Clean Water

Reducing Agricultural Run-off Pollution to Stop Toxic Algae

Nutrient pollution can cause major water quality problems, like the toxic algal blooms that imperil many lakes and rivers every summer. ELPC is working to identify polluters, stop runoff, and clean up water across the Midwest.

Animal agriculture is booming across the Midwest these days, but not on the family farms that resonate in the American psyche. Instead, it is happening at concentrated animal feeding operations (CAFOs), which confine thousands of animals and produce far more waste than the land can handle, but they are poorly regulated and poorly understood by both the public and policymakers.

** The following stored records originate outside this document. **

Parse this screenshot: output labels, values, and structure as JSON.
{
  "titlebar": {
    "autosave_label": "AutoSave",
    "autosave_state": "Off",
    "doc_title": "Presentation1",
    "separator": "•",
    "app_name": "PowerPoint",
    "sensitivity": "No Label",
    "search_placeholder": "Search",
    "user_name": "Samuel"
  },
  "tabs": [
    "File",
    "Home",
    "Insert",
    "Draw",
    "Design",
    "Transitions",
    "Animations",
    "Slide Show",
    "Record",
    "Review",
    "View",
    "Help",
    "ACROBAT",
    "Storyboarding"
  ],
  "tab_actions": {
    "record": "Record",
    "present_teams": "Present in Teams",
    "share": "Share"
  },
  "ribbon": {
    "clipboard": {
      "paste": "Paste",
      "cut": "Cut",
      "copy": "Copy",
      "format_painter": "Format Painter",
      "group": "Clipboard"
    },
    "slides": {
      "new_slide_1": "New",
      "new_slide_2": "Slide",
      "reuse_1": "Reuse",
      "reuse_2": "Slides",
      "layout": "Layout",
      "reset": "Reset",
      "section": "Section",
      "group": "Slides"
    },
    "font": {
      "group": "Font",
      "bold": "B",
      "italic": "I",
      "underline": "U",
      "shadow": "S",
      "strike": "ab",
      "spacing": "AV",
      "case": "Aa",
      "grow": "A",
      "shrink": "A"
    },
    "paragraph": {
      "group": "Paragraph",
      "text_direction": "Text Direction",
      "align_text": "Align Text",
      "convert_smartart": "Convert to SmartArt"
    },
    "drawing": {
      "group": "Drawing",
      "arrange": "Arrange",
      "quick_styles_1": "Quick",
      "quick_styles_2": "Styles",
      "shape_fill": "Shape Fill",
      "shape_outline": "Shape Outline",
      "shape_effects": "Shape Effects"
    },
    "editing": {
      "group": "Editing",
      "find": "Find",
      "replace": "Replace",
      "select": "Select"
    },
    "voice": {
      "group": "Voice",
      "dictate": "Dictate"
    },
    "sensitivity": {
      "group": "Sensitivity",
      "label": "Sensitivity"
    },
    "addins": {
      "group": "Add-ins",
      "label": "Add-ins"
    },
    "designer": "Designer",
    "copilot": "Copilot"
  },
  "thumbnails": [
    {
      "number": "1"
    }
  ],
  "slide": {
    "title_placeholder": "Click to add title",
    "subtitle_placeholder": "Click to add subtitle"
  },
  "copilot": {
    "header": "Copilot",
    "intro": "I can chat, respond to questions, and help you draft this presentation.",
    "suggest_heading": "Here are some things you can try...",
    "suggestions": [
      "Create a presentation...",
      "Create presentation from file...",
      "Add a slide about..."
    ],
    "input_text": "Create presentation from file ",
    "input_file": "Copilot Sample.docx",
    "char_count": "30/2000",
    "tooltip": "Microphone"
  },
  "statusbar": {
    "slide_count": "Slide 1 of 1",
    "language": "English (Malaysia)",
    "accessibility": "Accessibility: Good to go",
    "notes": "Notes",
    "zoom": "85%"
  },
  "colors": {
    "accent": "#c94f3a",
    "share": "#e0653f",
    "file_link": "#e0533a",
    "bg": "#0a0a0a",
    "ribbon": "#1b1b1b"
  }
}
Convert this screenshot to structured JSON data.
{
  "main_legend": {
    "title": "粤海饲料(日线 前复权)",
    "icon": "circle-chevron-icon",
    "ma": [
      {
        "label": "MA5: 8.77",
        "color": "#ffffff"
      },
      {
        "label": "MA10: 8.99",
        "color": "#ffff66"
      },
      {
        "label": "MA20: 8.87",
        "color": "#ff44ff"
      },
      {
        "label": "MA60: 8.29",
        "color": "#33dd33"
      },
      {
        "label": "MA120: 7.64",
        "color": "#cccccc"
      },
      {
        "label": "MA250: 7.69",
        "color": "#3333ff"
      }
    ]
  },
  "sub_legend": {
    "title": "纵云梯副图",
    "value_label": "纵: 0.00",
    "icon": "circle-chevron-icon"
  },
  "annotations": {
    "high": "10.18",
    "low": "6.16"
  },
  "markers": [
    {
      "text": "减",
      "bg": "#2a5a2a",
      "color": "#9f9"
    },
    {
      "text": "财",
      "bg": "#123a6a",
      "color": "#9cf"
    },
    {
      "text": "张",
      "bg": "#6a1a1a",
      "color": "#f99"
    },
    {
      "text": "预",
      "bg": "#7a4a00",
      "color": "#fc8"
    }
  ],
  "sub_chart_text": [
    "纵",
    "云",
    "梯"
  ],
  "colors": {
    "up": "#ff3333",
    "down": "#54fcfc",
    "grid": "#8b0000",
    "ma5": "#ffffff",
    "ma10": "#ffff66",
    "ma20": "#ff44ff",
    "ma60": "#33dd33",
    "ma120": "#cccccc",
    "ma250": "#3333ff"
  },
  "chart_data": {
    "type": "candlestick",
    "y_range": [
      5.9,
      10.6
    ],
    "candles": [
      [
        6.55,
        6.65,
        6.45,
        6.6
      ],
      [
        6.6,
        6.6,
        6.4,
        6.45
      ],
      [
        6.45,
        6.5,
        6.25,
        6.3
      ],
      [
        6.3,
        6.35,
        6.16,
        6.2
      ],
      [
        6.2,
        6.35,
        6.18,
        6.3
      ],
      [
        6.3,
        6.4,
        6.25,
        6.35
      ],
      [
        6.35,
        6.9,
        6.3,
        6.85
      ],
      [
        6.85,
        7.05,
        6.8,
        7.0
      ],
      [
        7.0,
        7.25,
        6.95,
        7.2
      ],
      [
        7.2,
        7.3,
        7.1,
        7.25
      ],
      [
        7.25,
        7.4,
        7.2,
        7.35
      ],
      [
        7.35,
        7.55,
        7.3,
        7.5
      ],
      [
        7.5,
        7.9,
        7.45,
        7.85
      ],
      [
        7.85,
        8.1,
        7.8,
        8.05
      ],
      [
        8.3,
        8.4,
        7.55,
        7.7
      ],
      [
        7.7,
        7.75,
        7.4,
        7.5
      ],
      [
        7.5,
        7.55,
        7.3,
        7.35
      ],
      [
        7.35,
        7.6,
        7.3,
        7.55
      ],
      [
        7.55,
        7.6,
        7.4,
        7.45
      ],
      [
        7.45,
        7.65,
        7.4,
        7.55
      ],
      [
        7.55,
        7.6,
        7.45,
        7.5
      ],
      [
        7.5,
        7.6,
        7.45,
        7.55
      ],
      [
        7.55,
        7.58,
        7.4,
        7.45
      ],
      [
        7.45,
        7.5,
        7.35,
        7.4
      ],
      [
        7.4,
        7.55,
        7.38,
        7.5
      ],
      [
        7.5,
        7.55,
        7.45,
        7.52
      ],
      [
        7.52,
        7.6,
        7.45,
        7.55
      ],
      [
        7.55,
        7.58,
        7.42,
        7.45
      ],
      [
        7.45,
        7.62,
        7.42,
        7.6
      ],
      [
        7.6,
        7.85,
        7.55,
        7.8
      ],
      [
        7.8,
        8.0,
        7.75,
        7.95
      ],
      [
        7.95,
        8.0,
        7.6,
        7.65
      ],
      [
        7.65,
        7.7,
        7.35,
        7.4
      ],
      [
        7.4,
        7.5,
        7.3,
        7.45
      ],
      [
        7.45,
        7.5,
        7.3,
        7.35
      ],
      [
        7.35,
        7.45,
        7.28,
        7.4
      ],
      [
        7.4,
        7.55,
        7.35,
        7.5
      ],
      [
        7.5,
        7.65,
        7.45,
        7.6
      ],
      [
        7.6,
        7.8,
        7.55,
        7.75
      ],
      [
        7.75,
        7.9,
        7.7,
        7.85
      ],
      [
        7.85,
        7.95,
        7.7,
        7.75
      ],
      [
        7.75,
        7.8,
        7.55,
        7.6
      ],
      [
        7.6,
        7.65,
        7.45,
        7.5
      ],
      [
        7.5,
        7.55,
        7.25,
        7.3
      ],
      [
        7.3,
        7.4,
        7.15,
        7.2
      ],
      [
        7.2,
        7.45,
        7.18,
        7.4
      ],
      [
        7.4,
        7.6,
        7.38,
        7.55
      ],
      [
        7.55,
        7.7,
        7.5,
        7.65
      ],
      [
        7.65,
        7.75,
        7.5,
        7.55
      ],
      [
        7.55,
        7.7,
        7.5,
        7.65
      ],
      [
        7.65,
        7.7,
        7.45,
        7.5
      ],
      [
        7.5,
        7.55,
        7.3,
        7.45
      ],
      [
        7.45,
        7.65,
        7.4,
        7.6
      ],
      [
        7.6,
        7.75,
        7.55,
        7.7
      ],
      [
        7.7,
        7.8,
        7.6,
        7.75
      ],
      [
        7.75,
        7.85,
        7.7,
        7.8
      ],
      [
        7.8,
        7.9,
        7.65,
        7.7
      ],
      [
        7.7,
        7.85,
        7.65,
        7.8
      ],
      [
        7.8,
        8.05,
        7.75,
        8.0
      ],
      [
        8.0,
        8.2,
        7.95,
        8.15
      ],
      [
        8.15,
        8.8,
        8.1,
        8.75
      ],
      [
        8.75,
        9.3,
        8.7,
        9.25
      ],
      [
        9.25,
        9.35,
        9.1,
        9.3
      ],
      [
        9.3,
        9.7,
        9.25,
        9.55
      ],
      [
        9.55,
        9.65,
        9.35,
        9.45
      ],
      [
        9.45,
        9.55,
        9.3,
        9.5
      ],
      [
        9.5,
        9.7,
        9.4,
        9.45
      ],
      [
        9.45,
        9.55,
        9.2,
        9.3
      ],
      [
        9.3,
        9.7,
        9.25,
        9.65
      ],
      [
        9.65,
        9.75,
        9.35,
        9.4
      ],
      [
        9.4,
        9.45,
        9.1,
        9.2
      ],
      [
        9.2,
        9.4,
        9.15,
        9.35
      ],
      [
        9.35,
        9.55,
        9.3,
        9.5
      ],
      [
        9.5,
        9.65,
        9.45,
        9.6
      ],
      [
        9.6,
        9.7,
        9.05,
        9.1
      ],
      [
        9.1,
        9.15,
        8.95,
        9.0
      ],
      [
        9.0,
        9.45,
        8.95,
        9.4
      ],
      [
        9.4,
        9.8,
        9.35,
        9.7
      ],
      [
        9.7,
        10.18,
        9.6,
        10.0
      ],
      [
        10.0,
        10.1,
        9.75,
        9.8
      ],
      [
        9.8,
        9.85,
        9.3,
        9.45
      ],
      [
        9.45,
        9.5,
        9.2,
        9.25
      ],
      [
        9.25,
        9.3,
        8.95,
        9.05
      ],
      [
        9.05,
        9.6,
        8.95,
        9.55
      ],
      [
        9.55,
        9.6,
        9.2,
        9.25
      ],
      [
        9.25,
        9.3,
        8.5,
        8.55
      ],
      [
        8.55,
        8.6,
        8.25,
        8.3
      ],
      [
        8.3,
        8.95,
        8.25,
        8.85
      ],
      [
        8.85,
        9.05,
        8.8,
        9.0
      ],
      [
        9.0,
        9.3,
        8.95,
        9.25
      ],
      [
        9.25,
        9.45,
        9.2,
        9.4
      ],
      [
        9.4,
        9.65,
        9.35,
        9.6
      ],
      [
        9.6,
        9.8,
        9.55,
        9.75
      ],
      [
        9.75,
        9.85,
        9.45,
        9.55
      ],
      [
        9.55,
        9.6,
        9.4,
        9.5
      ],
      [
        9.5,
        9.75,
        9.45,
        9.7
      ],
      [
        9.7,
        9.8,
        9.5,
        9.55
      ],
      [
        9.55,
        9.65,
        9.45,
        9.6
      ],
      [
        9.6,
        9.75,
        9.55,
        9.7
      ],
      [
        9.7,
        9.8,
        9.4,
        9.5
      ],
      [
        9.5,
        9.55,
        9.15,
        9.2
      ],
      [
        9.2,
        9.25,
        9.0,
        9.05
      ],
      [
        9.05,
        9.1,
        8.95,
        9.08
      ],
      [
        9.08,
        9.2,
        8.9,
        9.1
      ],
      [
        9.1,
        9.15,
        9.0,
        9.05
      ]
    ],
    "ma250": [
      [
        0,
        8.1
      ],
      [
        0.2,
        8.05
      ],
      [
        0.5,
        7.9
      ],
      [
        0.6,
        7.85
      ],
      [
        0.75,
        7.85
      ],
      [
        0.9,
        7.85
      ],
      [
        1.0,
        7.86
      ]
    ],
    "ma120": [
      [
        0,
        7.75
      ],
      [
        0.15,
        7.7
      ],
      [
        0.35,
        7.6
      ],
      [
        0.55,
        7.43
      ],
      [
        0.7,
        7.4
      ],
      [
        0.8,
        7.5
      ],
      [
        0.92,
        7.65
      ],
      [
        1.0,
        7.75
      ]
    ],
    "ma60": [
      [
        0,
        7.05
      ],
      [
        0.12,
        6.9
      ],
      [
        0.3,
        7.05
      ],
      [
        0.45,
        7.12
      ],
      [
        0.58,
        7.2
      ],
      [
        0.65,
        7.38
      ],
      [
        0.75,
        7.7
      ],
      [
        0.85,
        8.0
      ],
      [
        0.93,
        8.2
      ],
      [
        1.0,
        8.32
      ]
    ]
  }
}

Manure is laden with nutrients like nitrogen and phosphorus. When excessively applied, nitrogen can seep into groundwater and taint wells with nitrate, which is linked to cancer and birth defects. Excess phosphorus runs off of fields into waterways, where it fuels algae growth. Algae coat rivers and lakes in toxic green scum, threatening drinking water, impairing recreation, and damaging local economies. Algae also deplete oxygen, choking out aquatic life, and causing dead zones. In 2014, Lake Erie was overwhelmed with such algae, causing Toledo to shut down its water supply for three days.

What is ELPC Doing?

CAFO Monitoring Project

To shine a light on the hidden world of large-scale agricultural pollution, ELPC developed a method of monitoring industrial livestock production using publicly available satellite imagery. Researchers measured the visible infrastructure and used industry guidelines to estimate animal counts, manure volume, and nutrient output over time. The results reveal rapid, massive growth in animal feeding operations in the Maumee River Valley, and downstream communities have already seen the impact of their resultant nutrient pollution over the past few decades. The data from this study represents the most complete accounting of confined livestock within the Maumee River basin. ELPC is now monitoring CAFO growth in Wisconsin and fighting in the courts to reduce pollution in Lake Erie.

Lake Erie Litigation

The southernmost Great Lake is also the shallowest, making it most vulnerable to pollution. In the last few years, Lake Erie has become inundated with annual algal blooms, fueled by nutrient pollution. In the summer of 2017, ELPC sued the U.S. EPA for failing to enforce the Clean Water Act and protect Lake Erie communities. A federal judge agreed, and the Ohio EPA declared western Lake Erie officially “impaired” in 2018. In February 2019, ELPC filed a new related lawsuit against the Trump Administration EPA, challenging its approval of an Ohio EPA decision in June 2018 to make western Lake Erie a “low” priority for setting a pollution budget. ELPC will continue to fight until a meaningful cleanup plan is in place.

Upholding Clean Water Protections

Midwesterners know that clean water is a basic human need, and polls show widespread support for water regulation. Unfortunately, the current EPA administration is doing everything possible to abdicate this responsibility, by eroding bedrock environmental regulations, cutting resources, and declining enforcement. ELPC is fighting in the courts to protect sensible regulations under the Clean Water Act, while serving as a watchdog for the Midwest to hold EPA and polluters accountable.